Ahh, I see. You were responding to a thread about Davinci Resolve testing, Intel vs Apple Silicon, but that comment probably pertained to the 'machine building' aspect, not the Intel vs AS aspects.

Yeah, that sounds right.

But, given that I want minimally 32 GB of RAM, I'm concerned the mini 'Pro' might be out of financial reach (at least in the shorter term).

I suspect either the M2 or M3 will raise the max RAM to 32. That would make the cheapest mini with it $1299. Unless they also use that opportunity to raise the base from 8 to 16, in which case it might end up being $1099.

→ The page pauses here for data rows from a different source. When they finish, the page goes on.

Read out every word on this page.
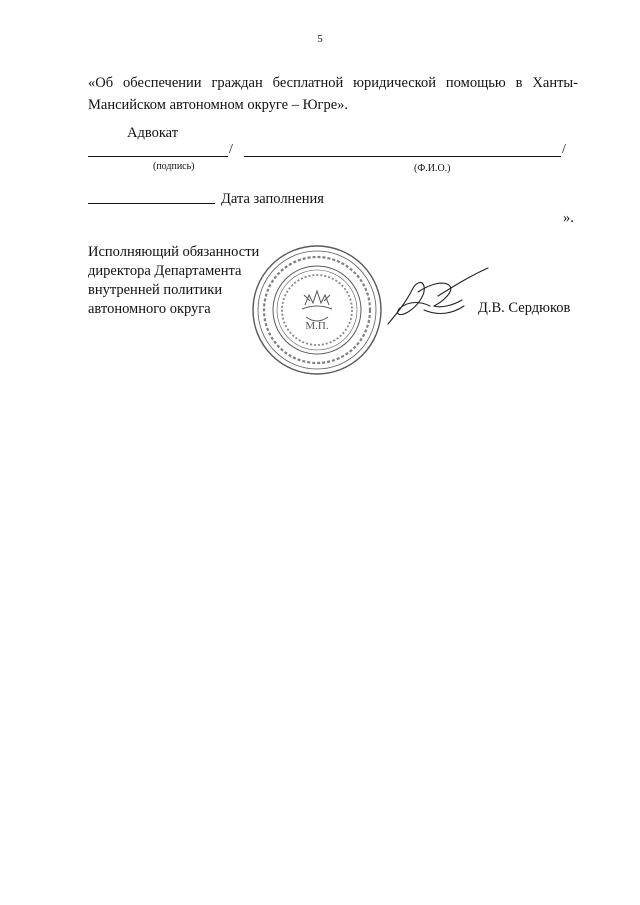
5
«Об обеспечении граждан бесплатной юридической помощью в Ханты-
Мансийском автономном округе – Югре».
Адвокат
/	/
(подпись)	(Ф.И.О.)
Дата заполнения
».
Исполняющий обязанности
директора Департамента
внутренней политики
автономного округа
М.П.
Д.В. Сердюков
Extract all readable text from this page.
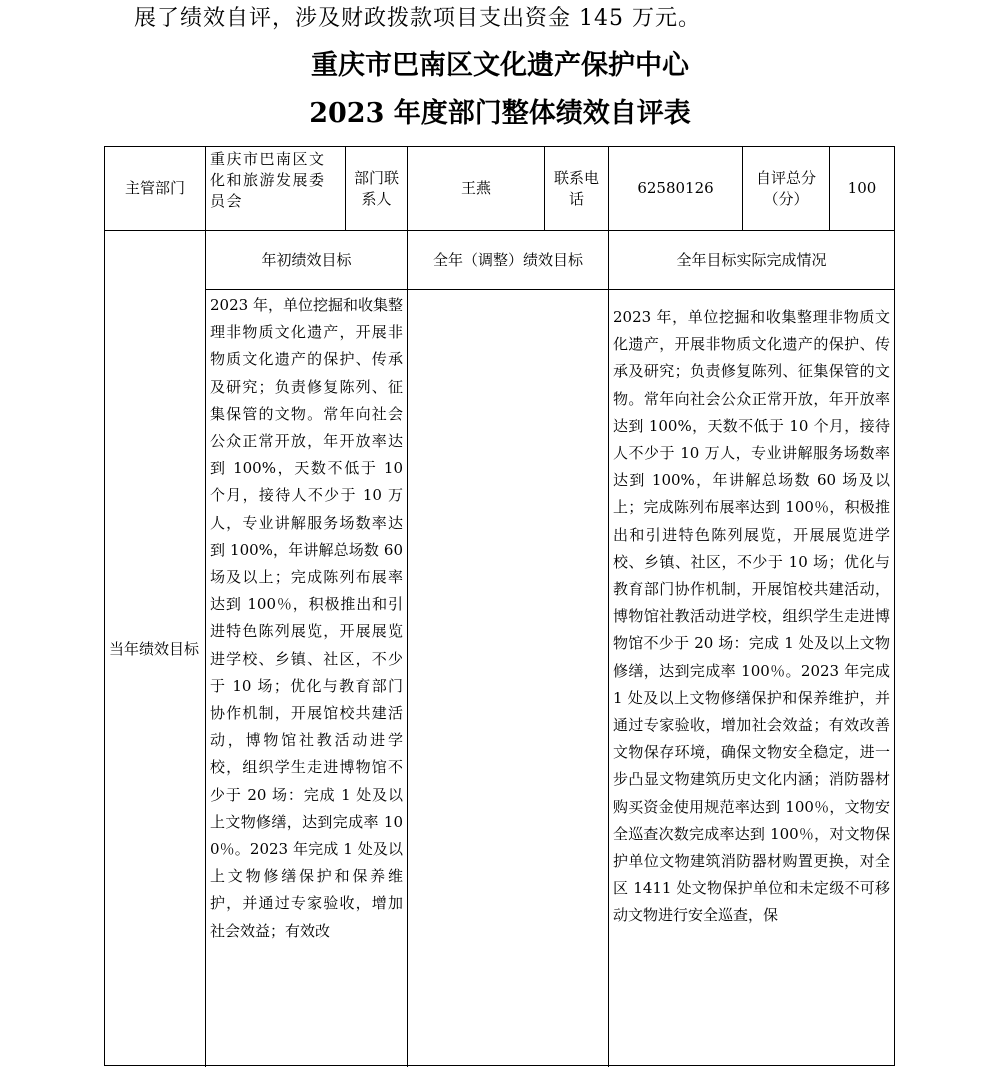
展了绩效自评，涉及财政拨款项目支出资金 145 万元。
重庆市巴南区文化遗产保护中心
2023 年度部门整体绩效自评表
主管部门
重庆市巴南区文化和旅游发展委员会
部门联系人
王燕
联系电话
62580126
自评总分（分）
100
当年绩效目标
年初绩效目标	全年（调整）绩效目标	全年目标实际完成情况
2023 年，单位挖掘和收集整理非物质文化遗产，开展非物质文化遗产的保护、传承及研究；负责修复陈列、征集保管的文物。常年向社会公众正常开放，年开放率达到 100%，天数不低于 10 个月，接待人不少于 10 万人，专业讲解服务场数率达到 100%，年讲解总场数 60 场及以上；完成陈列布展率达到 100％，积极推出和引进特色陈列展览，开展展览进学校、乡镇、社区，不少于 10 场；优化与教育部门协作机制，开展馆校共建活动，博物馆社教活动进学校，组织学生走进博物馆不少于 20 场：完成 1 处及以上文物修缮，达到完成率 100％。2023 年完成 1 处及以上文物修缮保护和保养维护，并通过专家验收，增加社会效益；有效改
2023 年，单位挖掘和收集整理非物质文化遗产，开展非物质文化遗产的保护、传承及研究；负责修复陈列、征集保管的文物。常年向社会公众正常开放，年开放率达到 100%，天数不低于 10 个月，接待人不少于 10 万人，专业讲解服务场数率达到 100%，年讲解总场数 60 场及以上；完成陈列布展率达到 100％，积极推出和引进特色陈列展览，开展展览进学校、乡镇、社区，不少于 10 场；优化与教育部门协作机制，开展馆校共建活动，博物馆社教活动进学校，组织学生走进博物馆不少于 20 场：完成 1 处及以上文物修缮，达到完成率 100％。2023 年完成 1 处及以上文物修缮保护和保养维护，并通过专家验收，增加社会效益；有效改善文物保存环境，确保文物安全稳定，进一步凸显文物建筑历史文化内涵；消防器材购买资金使用规范率达到 100％，文物安全巡查次数完成率达到 100％，对文物保护单位文物建筑消防器材购置更换，对全区 1411 处文物保护单位和未定级不可移动文物进行安全巡查，保
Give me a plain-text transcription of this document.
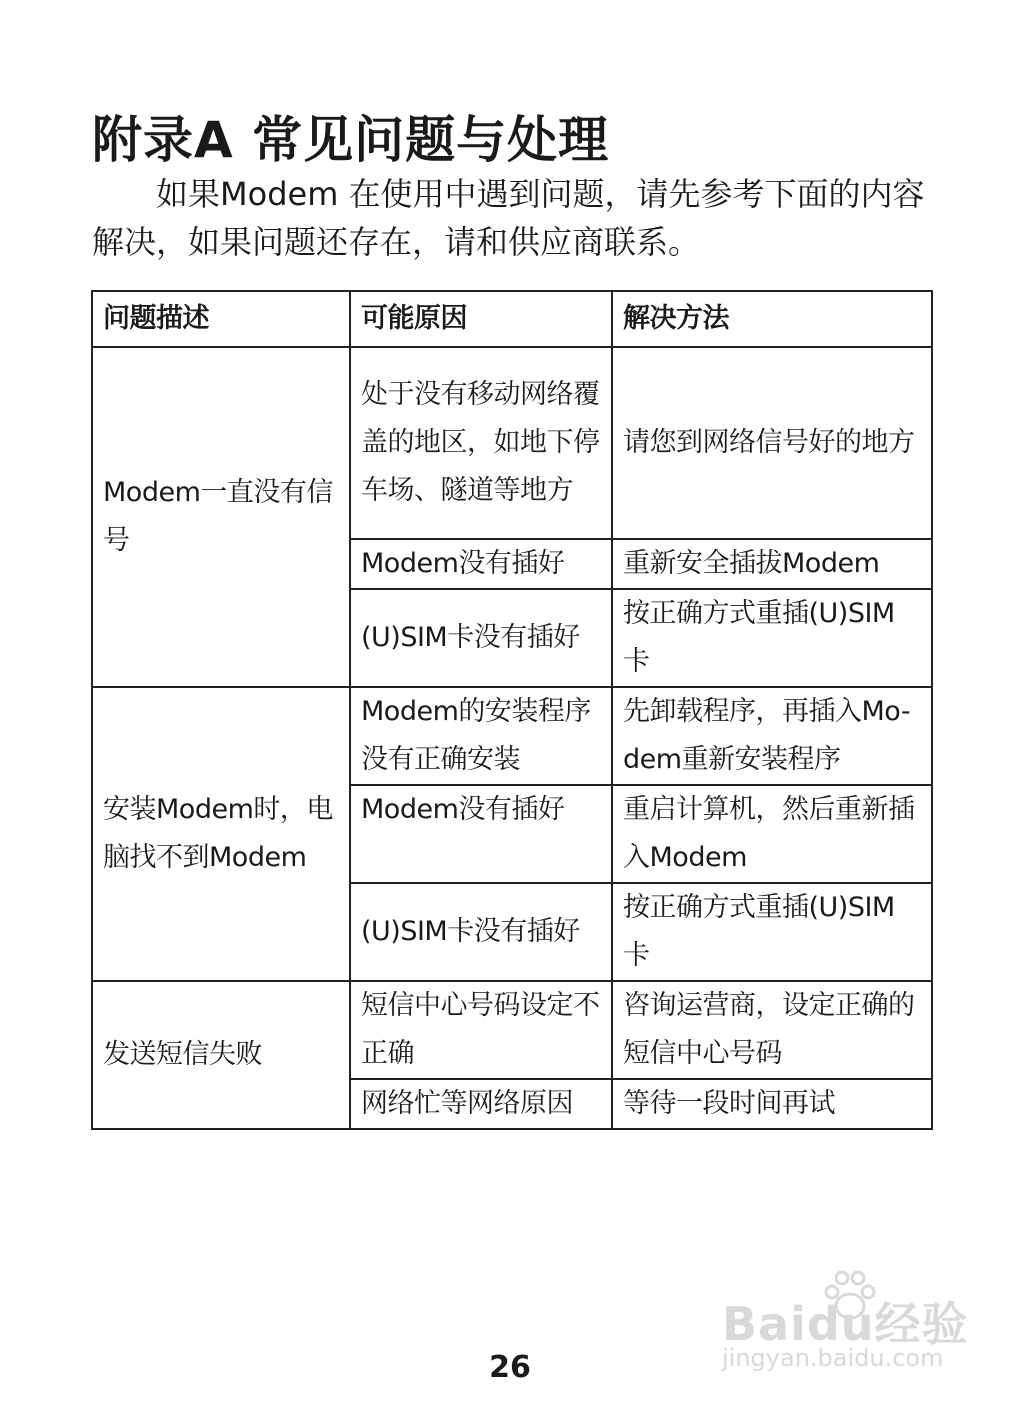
附录A 常见问题与处理
如果Modem 在使用中遇到问题，请先参考下面的内容解决，如果问题还存在，请和供应商联系。
问题描述	可能原因	解决方法
Modem一直没有信号	处于没有移动网络覆盖的地区，如地下停车场、隧道等地方	请您到网络信号好的地方
	Modem没有插好	重新安全插拔Modem
	(U)SIM卡没有插好	按正确方式重插(U)SIM卡
安装Modem时，电脑找不到Modem	Modem的安装程序没有正确安装	先卸载程序，再插入Mo-dem重新安装程序
	Modem没有插好	重启计算机，然后重新插入Modem
	(U)SIM卡没有插好	按正确方式重插(U)SIM卡
发送短信失败	短信中心号码设定不正确	咨询运营商，设定正确的短信中心号码
	网络忙等网络原因	等待一段时间再试
Baidu经验
jingyan.baidu.com
26
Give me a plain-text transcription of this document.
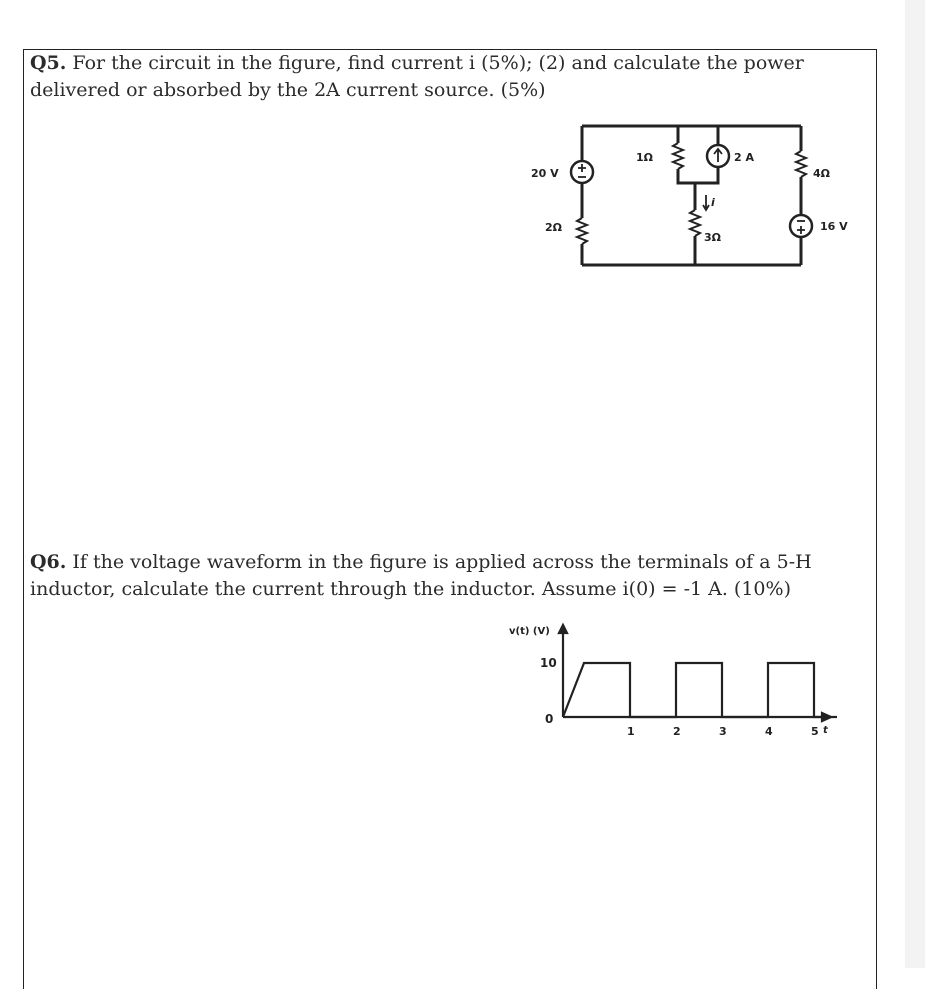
Q5. For the circuit in the figure, find current i (5%); (2) and calculate the power delivered or absorbed by the 2A current source. (5%)
20 V
2Ω
1Ω	2 A
i
3Ω
4Ω
16 V
Q6. If the voltage waveform in the figure is applied across the terminals of a 5-H inductor, calculate the current through the inductor. Assume i(0) = -1 A. (10%)
v(t) (V)
t
10
0
1	2	3	4	5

(I wish there were a 32 GiB M1. I would have happily bought an iMac with that config earlier this year.)
 
That's why I don't future proof!
Same here
Also, the extra money spent on ram/SSD upgrade doesn't usually translate into the resell value
Money and pleasure wise, it's way more efficient to resell it after 2-3 years and buy a new model
 
Same here
Also, the extra money spent on ram/SSD upgrade doesn't usually translate into the resell value
Money and pleasure wise, it's way more efficient to resell it after 2-3 years and buy a new model

Plus, with the SSD, just get an external SSD. Typically not as fast, but much, much cheaper. Get ~512 GiB for your internal SSD — maybe 256, maybe 1 TiB — and then just add external storage. With Apple, the 1 TiB option is $400 on top of whatever the 256 GiB already costs. With Samsung, you can get a 1 TiB for $150 total.

With RAM, that's not an option, alas. Get as much RAM as you need. Not much more (because it's pricey), but not less. With the SSD, get as much storage as you always need with you.
 
Laptops have been vastly outselling desktops in the Windows world as well.

My local Best Buy has PC laptops taking up the entire back center section of the store... while there are only a handful of desktop towers hidden on some aisle.

We're living in a laptop world... and have been for quite a while.

:p
We actually have numbers.
Under Windows, laptops outsell stationary systems not quite 2:1.
Under MacOS we don't have as good numbers, but it has been estimated to be 5-6:1.

Stated a bit provocatively: Apples desktops would sell more if they sucked less.

I don't really know who came up with the holy product matrix Apple still seemingly adheres to, but there is little question that the desktop systems really got the dirty end of the stick. It is a bit unfortunate because statistics suggest that with minor modifications Apple could easily increase their sales by taking back desktop sales from Windows. But that would require for instance good I/O connectivity and monitor support. Being able to add something as simple as an m.2 SSD would help too as would being able to plug other devices into the typically nice iMac screens. (The last two being features that have been actively removed.)